Lean On Me is not the Bill Withers song but an equally inspirational, plaintive, gospel-influenced Heaton (written with sixties veteran Pete Wingfield) song performed against a piano backing. Freedom is a sort of Motown meets punk stomper to end this short but rousing album.

The sound on the deluxe edition is an improvement on the original and it is always a genuine pleasure to dig this out. It is an often forgotten great album of the eighties, make no mistake about that. Highly recommended.

** The non-albums tracks include the excellent Elvis Costello meets Nick Lowe meets Billy Bragg thrash of Stand At Ease; the bassy, easy groove pop of You; a jaunty instrumental in Coal Train To Hatfield; a fetching a capella cover of Aretha Franklin's People Get Ready and the punchy, jangle pop of Drop Down Dead. All impressive tracks.

Added to that list is the frantic, harmonica-driven instrumental The Mighty Ship; another impressive a capella cover in The Hollies' He Ain't Heavy He's My Brother; a punky, vaguely Irish-sounding instrumental in Who Needs The Limelight; more unaccompanied vocal in the gospel of Joy Joy Joy and the amusing cod-rap of Rap Around The Clock.

The People Who Grinned Themselves To Death (1987)

The People Who Grinned Themselves To Death/I Can't Put My Finger On It/The Light Is Always Green/The World's On Fire/Pirate Aggro/We're Not Going Back/Me And The Farmer/Five Get Over Excited/Johannesburg/Bow Down/You Better Be Doubtful/Build 
This, from 1987, was the second and last album from The Housemartins before they went their separate ways to other projects. It is less Smiths-influenced than their debut album and more Motown-esque in its bassy, rhythmic catchiness. Paul Heaton always loved classic soul/pop.
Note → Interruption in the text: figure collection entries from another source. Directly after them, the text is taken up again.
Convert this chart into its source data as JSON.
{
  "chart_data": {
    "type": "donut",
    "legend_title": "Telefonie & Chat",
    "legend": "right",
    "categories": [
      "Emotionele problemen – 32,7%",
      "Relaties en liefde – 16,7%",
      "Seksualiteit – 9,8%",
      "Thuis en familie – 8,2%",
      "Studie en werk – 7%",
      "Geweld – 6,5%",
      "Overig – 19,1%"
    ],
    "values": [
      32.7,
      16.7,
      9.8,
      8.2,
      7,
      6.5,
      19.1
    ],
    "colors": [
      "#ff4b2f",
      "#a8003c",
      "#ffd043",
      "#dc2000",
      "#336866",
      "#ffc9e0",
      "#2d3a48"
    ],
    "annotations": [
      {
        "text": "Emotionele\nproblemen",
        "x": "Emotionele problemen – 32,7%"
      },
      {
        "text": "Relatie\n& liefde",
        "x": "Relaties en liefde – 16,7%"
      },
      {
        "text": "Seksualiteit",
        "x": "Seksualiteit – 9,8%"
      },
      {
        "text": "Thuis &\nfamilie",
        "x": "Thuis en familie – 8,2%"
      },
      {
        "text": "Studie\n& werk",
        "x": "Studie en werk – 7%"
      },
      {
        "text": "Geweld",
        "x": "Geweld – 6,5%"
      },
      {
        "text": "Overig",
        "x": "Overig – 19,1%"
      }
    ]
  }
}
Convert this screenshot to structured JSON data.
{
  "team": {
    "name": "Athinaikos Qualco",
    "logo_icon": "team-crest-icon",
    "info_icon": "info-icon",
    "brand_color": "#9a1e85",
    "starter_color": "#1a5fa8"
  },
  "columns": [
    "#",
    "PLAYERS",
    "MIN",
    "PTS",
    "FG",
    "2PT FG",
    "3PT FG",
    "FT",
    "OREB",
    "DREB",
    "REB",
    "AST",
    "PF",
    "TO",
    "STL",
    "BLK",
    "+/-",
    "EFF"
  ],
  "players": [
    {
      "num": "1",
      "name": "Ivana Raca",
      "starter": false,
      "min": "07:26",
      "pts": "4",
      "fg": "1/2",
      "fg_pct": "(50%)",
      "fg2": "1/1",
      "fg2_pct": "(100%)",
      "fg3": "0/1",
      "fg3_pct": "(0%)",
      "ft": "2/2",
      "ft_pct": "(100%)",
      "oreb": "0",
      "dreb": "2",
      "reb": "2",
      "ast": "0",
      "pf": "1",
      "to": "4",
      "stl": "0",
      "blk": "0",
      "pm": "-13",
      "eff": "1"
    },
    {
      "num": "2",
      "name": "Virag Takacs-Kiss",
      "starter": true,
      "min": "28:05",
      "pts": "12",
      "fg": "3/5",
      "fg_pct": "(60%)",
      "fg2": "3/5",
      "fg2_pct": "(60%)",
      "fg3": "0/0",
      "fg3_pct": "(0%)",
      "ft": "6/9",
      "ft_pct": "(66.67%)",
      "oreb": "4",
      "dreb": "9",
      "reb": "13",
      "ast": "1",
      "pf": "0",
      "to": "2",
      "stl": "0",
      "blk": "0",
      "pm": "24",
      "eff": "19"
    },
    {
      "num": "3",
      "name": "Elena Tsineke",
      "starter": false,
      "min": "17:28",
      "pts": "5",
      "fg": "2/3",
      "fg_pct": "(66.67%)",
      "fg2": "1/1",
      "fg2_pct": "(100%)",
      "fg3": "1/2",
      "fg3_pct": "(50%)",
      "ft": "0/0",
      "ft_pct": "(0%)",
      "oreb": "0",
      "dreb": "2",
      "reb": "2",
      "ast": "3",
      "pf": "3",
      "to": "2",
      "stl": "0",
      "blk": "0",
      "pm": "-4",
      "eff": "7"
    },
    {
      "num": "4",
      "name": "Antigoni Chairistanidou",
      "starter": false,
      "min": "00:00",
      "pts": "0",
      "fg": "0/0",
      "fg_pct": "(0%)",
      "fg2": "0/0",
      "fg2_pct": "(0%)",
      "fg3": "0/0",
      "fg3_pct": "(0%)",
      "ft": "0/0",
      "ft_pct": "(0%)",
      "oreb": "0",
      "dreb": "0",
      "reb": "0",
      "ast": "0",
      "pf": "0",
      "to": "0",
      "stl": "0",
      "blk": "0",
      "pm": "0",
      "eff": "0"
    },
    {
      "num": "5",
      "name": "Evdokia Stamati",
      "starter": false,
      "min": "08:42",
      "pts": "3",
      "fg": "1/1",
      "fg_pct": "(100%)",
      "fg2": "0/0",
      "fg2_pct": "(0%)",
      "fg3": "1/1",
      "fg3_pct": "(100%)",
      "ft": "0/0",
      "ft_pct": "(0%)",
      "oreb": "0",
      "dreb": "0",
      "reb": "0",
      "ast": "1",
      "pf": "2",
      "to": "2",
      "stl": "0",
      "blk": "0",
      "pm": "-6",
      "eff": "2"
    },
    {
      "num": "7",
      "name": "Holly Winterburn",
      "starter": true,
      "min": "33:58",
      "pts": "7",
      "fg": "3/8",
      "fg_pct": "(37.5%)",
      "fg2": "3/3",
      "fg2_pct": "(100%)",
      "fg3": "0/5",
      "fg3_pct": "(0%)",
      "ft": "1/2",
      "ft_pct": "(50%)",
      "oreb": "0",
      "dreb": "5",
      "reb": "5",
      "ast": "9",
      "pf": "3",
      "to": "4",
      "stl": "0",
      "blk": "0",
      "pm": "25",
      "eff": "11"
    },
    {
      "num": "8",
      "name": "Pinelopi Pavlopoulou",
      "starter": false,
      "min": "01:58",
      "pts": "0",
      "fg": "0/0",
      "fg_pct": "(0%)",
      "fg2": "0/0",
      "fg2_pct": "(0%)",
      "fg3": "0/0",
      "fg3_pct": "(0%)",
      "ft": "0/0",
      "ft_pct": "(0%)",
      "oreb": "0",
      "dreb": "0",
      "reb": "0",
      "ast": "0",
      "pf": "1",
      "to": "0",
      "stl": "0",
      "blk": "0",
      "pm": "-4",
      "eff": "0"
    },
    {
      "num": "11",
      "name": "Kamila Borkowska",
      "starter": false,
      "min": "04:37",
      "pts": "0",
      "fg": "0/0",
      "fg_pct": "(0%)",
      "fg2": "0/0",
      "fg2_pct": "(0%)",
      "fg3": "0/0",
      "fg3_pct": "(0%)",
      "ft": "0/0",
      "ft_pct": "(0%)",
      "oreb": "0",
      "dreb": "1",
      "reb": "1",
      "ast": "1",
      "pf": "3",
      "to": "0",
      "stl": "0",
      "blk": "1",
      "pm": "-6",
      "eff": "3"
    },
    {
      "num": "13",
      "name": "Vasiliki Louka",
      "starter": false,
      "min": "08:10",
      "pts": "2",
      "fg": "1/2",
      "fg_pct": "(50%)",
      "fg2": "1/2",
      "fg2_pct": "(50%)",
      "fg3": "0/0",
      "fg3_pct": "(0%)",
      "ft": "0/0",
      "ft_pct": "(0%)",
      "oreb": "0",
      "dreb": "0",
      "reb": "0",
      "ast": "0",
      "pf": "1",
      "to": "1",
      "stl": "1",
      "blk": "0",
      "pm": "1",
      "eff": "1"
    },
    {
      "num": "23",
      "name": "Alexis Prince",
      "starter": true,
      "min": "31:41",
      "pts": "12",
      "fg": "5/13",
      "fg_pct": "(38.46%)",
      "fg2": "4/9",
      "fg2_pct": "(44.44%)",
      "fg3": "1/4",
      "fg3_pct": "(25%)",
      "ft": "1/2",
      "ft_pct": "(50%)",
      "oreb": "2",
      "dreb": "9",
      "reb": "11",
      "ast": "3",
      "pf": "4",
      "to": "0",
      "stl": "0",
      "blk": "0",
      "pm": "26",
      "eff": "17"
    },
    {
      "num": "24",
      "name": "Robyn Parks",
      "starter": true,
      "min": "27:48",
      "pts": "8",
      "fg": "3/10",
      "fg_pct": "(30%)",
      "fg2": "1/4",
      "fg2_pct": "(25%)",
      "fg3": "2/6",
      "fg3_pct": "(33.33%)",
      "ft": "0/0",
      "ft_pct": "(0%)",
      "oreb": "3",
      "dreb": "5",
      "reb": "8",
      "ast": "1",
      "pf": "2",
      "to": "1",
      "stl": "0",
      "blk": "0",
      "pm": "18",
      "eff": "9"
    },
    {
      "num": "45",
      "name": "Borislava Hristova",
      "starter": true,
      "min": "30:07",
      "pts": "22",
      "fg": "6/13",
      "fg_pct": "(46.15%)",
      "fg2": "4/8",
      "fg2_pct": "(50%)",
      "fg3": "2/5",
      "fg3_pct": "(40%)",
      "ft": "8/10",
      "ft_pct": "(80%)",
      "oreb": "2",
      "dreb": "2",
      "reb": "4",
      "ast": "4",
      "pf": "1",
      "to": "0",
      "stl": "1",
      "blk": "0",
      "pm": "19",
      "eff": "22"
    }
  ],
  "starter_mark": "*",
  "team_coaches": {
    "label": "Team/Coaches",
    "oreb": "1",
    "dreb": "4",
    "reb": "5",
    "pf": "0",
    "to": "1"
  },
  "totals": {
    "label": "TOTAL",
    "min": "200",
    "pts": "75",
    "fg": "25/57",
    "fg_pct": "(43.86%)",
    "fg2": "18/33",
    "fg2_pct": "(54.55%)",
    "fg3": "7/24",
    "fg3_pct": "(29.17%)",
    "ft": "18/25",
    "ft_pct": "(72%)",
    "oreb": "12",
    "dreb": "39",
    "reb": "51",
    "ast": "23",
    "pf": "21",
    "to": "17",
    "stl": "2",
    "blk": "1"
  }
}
The People Who Grinned Themselves To Death is a vitriolic jibe against the Royal Family hidden behind the group's usual catchy poppiness. I find this a bit sour, to be honest - despite my left-wing politics and punk youth I've actually never bothered much about the Royals. I quite like the history of it all, so there you go - I'm as contradictory a character as Paul Heaton.

The breezy pop of I Can't Put My Finger On It has a delicious, deep bass line and a better sound quality the one was used to on Housemartins recordings. 

The Light Is Still Green is a solid slowish ecologically-motivated number with a wonderful line in "wherever there's a will there's a motorway...". Paul Heaton, despite some shortcomings, was always a great lyricist, and indeed still is.


The World's On Fire is more chunky and riffy than many Housemartins tracks before it breaks out into a typical chorus. Pirate Aggro is a short  organ-driven instrumental. 

We're Not Going Back is a solid riffy rocker enhanced by some bluesy harmonica. Me And The Farmer is irresistible from beginning to end with a fine guitar solo in the middle too. 

Five Get Over Excited is delightful, upbeat bit of cynical Beach Boys meet the late eighties fun. It is full of great lyrics - too many to keep quoting.

Johannesburg is a slow acoustic ballad whose lyrics and meaning I have to say I don't really get. It is one of Heaton's more cryptic numbers. Is it about South Africa? If so, where? If where, what does it mean? Heaton was often a perplexing lyricist. 

Bow Down returns to the archetypal Housemartins thumping and brassy pop sound. You Better Be Doubtful has a warm, bassy and melodic beat and another of those nasal but strangely evocative Heaton vocals. Build is a sad, baleful goodbye from this short-lived but actually quite ground-breaking and quietly influential group.